Next he produced a boiled shirt, a collar, and a black tie.
It took him some time to assemble these infrequently used accessories, and he was dismayed to find no collar-button.
Nervously he searched the drawers, tossing their contents upside down in fruitless quest for this indispensable article.
A collar-button was the corner-stone of his toilet—the object on which everything else depended. Should it fail to be forthcoming, the game was up. He could not administer the law without it.
Perhaps, viewing the matter from every angle, its disappearance was a fortunate, rather than an unfortunate, omen.
Now that he had had time for sober reflection, the enterprise on which he had embarked appeared a foolhardy—almost mad undertaking. To grapple with an experienced criminal was suicidal. It was bad enough to do so if forced into the dilemma by chance. But to seek out such an issue deliberately! He wondered what he had been thinking of. Excitement had swept him off his feet and put to rout both his caution and his common sense.

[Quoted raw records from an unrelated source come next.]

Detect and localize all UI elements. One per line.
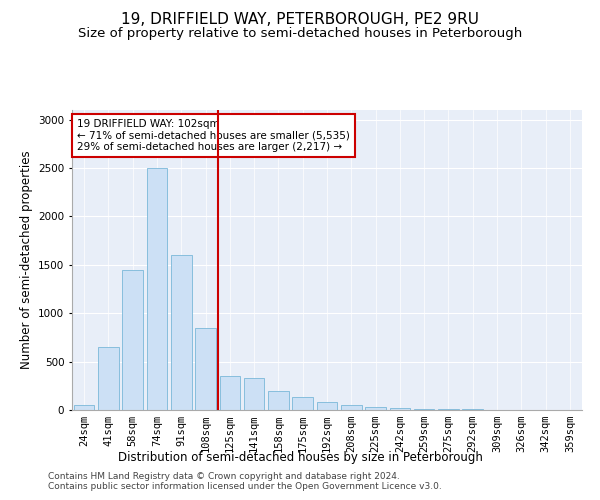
Bar — [414, 408, 434, 410]
Text: Size of property relative to semi-detached houses in Peterborough: Size of property relative to semi-detach… — [78, 28, 522, 40]
Bar — [244, 378, 265, 410]
Text: Contains public sector information licensed under the Open Government Licence v3: Contains public sector information licen… — [48, 482, 442, 491]
Bar — [317, 402, 337, 410]
Bar — [122, 270, 143, 410]
Bar — [292, 398, 313, 410]
Text: 19 DRIFFIELD WAY: 102sqm
← 71% of semi-detached houses are smaller (5,535)
29% o: 19 DRIFFIELD WAY: 102sqm ← 71% of semi-d… — [77, 119, 350, 152]
Bar — [268, 390, 289, 410]
Bar — [438, 409, 459, 410]
Bar — [74, 405, 94, 410]
Bar — [463, 409, 483, 410]
Bar — [341, 405, 362, 410]
Bar — [220, 376, 240, 410]
Y-axis label: Number of semi-detached properties: Number of semi-detached properties — [20, 150, 32, 370]
Bar — [365, 407, 386, 410]
Bar — [389, 408, 410, 410]
Bar — [171, 255, 191, 410]
Text: Distribution of semi-detached houses by size in Peterborough: Distribution of semi-detached houses by … — [118, 451, 482, 464]
Bar — [98, 347, 119, 410]
Bar — [195, 328, 216, 410]
Text: Contains HM Land Registry data © Crown copyright and database right 2024.: Contains HM Land Registry data © Crown c… — [48, 472, 400, 481]
Text: 19, DRIFFIELD WAY, PETERBOROUGH, PE2 9RU: 19, DRIFFIELD WAY, PETERBOROUGH, PE2 9RU — [121, 12, 479, 28]
Bar — [146, 168, 167, 410]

He wished with all his heart he had never mentioned the matter to Eleazer. But for that, he could pull out of it and no one would be the wiser.
Suppose the criminal did escape? Were not lawbreakers doing so every day?
One more at large could make little difference in the general moral tone of society. Anyway, no criminal—no matter what a rascal he might be, was worth the sacrifice of a man's life—particularly his life, argued Elisha.
But, alas, there was Eleazer to whom he had precipitately confided the entire story!